IEEE 754 floating-point represents real numbers in binary scientific notation: a sign bit, a biased exponent, and a significand (mantissa). A 32-bit single-precision float has 1 sign bit, 8 exponent bits, and 23 mantissa bits. The format can represent very large and very small numbers but introduces rounding errors because most real numbers cannot be represented exactly in a finite number of bits. Special values like infinity, negative zero, and NaN (Not a Number) handle edge cases in computation.
Encode and decode several floating-point values by hand using the IEEE 754 formula. Explore precision loss by computing (1.0 + epsilon == 1.0) in a programming language. Use visualization tools to see the distribution of representable values.
You already know how two's complement represents signed integers by fixing a set number of bits and interpreting them with positional place values. But integers cannot represent fractions or very large numbers like 6.022 × 10²³. Floating-point representation extends the idea of binary encoding to approximate real numbers, using the same principle as scientific notation: separate a number into a significand (the meaningful digits) and an exponent (the scale). In decimal scientific notation, 0.0042 becomes 4.2 × 10⁻³. IEEE 754 does the same thing in binary: a number is stored as ±1.mantissa × 2^exponent.
A 32-bit single-precision float divides its bits into three fields: 1 sign bit (0 for positive, 1 for negative), 8 exponent bits, and 23 mantissa bits. The exponent uses a biased encoding — the stored value is the actual exponent plus 127, so a stored exponent of 130 means an actual exponent of 3. This avoids the need for two's complement in the exponent field and makes comparison simpler. The mantissa stores only the fractional part of the significand because the leading 1 is implicit — since any nonzero binary number in scientific notation starts with 1 (there is only one nonzero digit in binary), there is no need to store it. This trick gives you 24 bits of precision from 23 stored bits.
The consequence of finite precision is rounding error. The representable floating-point values are not evenly distributed across the number line — they are densely packed near zero and increasingly sparse as magnitude grows. Between 1.0 and 2.0, there are 2²³ (about 8 million) representable values. Between 2.0 and 4.0, there are the same 2²³ values spread over twice the range, so the gap between consecutive representable numbers doubles. This means that adding a tiny number to a large number can produce no change at all: if the small number falls below the gap size at the large number's magnitude, it gets rounded away. The expression `1.0 + 1e-8 == 1.0` evaluates to true in single precision, not because of a bug, but because 10⁻⁸ is smaller than the spacing between representable values near 1.0.
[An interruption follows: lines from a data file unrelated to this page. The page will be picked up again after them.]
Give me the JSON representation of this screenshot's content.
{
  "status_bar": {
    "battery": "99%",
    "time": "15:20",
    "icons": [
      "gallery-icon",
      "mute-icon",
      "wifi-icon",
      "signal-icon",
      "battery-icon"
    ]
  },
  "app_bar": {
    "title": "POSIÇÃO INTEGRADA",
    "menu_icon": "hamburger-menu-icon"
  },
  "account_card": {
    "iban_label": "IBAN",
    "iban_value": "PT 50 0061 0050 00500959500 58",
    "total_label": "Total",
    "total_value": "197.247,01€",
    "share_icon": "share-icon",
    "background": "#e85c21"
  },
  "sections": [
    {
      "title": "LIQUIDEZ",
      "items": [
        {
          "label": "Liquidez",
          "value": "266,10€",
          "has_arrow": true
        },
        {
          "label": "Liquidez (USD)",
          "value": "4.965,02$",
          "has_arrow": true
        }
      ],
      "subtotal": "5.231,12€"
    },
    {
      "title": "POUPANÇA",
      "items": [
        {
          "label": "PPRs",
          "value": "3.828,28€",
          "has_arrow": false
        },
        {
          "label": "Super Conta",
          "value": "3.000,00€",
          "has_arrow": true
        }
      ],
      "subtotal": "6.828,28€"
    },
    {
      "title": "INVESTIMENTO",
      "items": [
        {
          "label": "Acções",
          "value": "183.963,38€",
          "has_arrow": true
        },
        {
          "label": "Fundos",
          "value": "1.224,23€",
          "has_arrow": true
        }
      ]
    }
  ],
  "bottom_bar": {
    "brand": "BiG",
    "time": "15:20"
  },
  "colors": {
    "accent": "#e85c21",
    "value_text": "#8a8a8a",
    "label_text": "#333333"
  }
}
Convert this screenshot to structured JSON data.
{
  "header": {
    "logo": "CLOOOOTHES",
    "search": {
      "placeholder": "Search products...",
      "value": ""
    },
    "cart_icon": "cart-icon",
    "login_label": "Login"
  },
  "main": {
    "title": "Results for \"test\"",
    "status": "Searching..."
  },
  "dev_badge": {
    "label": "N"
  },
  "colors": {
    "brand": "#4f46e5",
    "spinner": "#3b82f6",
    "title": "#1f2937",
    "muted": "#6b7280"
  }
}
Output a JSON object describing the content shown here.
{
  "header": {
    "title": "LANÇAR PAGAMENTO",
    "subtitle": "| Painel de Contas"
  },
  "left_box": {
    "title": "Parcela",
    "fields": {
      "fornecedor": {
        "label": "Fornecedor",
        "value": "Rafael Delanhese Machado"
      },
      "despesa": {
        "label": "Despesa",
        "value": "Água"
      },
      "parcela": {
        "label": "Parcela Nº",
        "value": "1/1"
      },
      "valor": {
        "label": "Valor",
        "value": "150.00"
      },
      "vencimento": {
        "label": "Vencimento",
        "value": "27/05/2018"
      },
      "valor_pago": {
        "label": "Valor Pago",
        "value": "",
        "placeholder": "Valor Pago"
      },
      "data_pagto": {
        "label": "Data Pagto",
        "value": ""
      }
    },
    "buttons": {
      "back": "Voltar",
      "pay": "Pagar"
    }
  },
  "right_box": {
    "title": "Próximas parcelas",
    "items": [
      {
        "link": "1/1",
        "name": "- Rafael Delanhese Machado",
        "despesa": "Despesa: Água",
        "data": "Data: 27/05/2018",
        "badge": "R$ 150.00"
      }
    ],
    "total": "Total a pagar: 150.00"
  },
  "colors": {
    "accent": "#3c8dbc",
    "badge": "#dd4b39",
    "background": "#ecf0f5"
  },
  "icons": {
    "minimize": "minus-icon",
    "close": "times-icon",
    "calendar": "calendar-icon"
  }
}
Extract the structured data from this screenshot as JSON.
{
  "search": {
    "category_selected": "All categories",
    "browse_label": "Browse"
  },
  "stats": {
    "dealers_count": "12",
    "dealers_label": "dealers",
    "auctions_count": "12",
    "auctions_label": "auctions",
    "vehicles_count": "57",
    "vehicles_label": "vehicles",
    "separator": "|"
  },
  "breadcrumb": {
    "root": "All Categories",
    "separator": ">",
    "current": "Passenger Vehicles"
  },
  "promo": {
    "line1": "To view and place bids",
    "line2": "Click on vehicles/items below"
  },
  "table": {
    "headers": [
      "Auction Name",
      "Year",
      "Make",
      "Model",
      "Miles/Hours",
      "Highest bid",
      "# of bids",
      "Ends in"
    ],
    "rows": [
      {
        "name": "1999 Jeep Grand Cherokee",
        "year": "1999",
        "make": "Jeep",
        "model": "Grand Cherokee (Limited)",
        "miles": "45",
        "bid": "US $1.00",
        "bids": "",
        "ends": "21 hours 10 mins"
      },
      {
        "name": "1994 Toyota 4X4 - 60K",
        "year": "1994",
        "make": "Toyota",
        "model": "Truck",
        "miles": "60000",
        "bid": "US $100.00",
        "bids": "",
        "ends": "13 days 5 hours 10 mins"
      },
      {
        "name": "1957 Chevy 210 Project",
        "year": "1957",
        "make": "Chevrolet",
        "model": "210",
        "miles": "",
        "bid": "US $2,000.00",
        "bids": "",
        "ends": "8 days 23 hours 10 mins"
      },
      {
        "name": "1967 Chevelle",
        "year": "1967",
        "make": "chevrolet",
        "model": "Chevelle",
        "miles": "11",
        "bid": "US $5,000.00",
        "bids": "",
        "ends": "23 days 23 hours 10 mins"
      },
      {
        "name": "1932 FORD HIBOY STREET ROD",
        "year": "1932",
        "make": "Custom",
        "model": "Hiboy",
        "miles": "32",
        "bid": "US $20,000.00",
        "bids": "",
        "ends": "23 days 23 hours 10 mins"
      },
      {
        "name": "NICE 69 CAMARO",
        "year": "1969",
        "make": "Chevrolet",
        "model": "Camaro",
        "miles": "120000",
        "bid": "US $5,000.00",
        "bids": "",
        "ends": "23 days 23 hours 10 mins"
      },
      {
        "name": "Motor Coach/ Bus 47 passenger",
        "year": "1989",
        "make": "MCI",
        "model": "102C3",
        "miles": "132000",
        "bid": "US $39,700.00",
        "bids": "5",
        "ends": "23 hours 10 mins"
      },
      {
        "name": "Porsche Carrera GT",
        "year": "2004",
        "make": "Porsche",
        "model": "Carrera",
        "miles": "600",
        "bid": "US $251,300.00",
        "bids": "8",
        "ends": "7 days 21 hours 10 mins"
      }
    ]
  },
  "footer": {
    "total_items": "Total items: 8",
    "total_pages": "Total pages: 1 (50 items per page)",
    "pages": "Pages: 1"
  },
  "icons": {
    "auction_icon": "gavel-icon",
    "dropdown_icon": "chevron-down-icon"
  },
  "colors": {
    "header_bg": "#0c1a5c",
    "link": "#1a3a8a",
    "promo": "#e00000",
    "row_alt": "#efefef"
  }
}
IEEE 754 also defines special values to handle exceptional cases gracefully. Positive and negative infinity result from operations like dividing a positive number by zero. NaN (Not a Number) represents undefined results like 0/0 or √(−1) and has the unique property that NaN ≠ NaN. Negative zero exists because the sign bit is independent of the magnitude — it compares equal to positive zero but preserves sign information for certain mathematical operations. These special values ensure that floating-point arithmetic never traps or halts unexpectedly; every operation produces a defined result, even if that result is "this computation is undefined."